Even though this meal hasn’t been simmering all day, it has that rich, slow-cooked flavour because the work was done months ago in the garden and at the canner.

A close up of a homemade chilli with a side of corn bread.

Printable Checklist: My Pantry Staples for Easy Meals

Having these core items on hand makes weeknight cooking so much simpler. This isn’t an exhaustive list, but it’s a wonderful place to start building your own working pantry.

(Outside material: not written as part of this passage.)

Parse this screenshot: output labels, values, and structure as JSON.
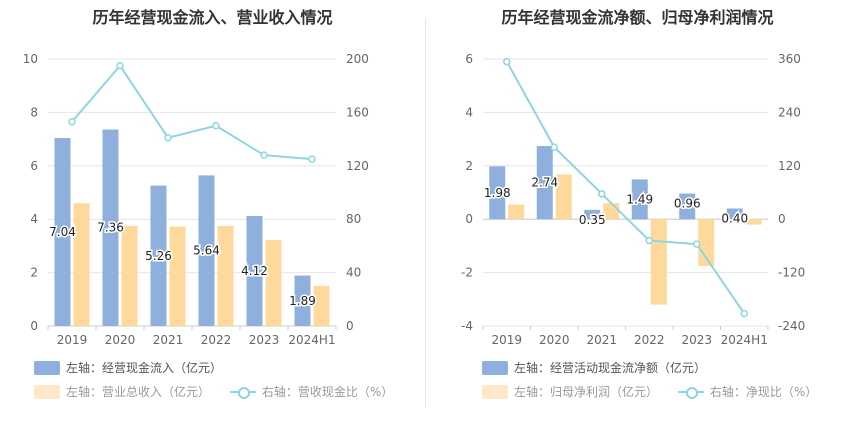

  • Home-Canned Proteins: Pre-cooked pork, chicken, beef, and beans (kidney, black, etc.)
  • Home-Canned “Bases”: Chili starter, tomato sauce, spaghetti sauce, beef broth, chicken broth
  • Home-Canned Vegetables: Corn, carrots, peas, onions in broth
  • Home-Canned Fruit & Syrups: For easy breakfasts (like my raspberry-Saskatoon syrup for yogurt)
  • Pantry Dry Goods: Flour, oats, sugar, yeast, salt, spices, baking powder, cornmeal
  • Root Cellar Staples: Potatoes, carrots, cabbage, onions, garlic
  • Homemade Condiments: Barbecue sauce, pickles, relish

Cooking this way, from food that we grew and preserved ourselves, is such a satisfying feeling. It brings a lot of peace to know that no matter how busy the day gets, a nourishing, homemade meal is never far away.